Terminal – Closing Unused GNOME Terminals

killterminal

while working I start lots of gnome-terminals and do something with them. dd on first terminal, 12 ssh sessions to a bunch of servers to do something. These sessions are finishing it's job and get disconnected for idle or because the session is closed after the command.

However, I need a script which closes unused gnome-terminal processes. I thought about softly killing all zsh processes without child processes.

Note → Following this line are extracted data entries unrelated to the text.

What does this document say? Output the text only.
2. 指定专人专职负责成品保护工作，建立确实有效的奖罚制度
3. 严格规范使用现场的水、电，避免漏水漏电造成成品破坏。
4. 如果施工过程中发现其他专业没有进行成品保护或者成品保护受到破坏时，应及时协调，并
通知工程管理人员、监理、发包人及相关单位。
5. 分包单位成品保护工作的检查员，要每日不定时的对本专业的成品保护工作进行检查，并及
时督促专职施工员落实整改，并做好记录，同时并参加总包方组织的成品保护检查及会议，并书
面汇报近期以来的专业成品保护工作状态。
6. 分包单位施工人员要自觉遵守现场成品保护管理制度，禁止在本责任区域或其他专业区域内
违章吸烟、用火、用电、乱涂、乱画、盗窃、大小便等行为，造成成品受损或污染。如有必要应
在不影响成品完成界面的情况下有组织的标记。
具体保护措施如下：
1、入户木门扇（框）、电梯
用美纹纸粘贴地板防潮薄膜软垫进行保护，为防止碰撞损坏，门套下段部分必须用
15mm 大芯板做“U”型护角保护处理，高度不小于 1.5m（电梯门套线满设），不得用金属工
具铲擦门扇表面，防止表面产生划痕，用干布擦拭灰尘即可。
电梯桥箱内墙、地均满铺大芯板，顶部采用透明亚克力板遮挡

This will hopefully close the terminal in a clean way.

init─┬─[...]
     ├─gnome-terminal─┬─gnome-pty-helpe
     │                ├─2*[zsh───ssh]
     │                ├─zsh───dd
     │                ├─zsh───pstree
     │                ├─4*[zsh]                 <<<<
     │                └─{gnome-terminal}
     .
     .
     .

I thinking about writing a more or less simple bash script to check the running processes and end them if zsh has no child processes and no activity for 4 hours.

I am unsure

  • If this is a good idea generally.
  • If somebody already published a tool to do this
  • If there is a way to get the child processes of zsh (without greping and awking the pstree output 😉
  • How I get the last activity (thought about a pre and post command in zsh)
  • If there is a better way than kill -HUP <zsh pid> to end the processes

Thanks in advance

Best Answer

According to the zsh manual

TMOUT If this parameter is nonzero, the shell will receive an ALRM signal if a command is not entered within the specified number of seconds after issuing a prompt. If there is a trap on SIGALRM, it will be executed and a new alarm is scheduled using the value of the TMOUT parameter after executing the trap. If no trap is set, and the idle time of the terminal is not less than the value of the TMOUT parameter, zsh terminates. Otherwise a new alarm is scheduled to TMOUT seconds after the last keypress.

I tested

zsh> export TMOUT=10        

and the superior gnome-terminal died when the shell quit. The same mechanism also works within bash. This does address your concerns about nuking busy terminals, as it only starts counting after issuing a shell prompt

I don't think it a good idea generally, as it creates "magical" events which could potentially lose state. I'd recommend getting better with the "close window" and "focus another window (maybe a terminal)" keys of your window manager of choice. But if you do want poofing terminals, this is probably the best way to go.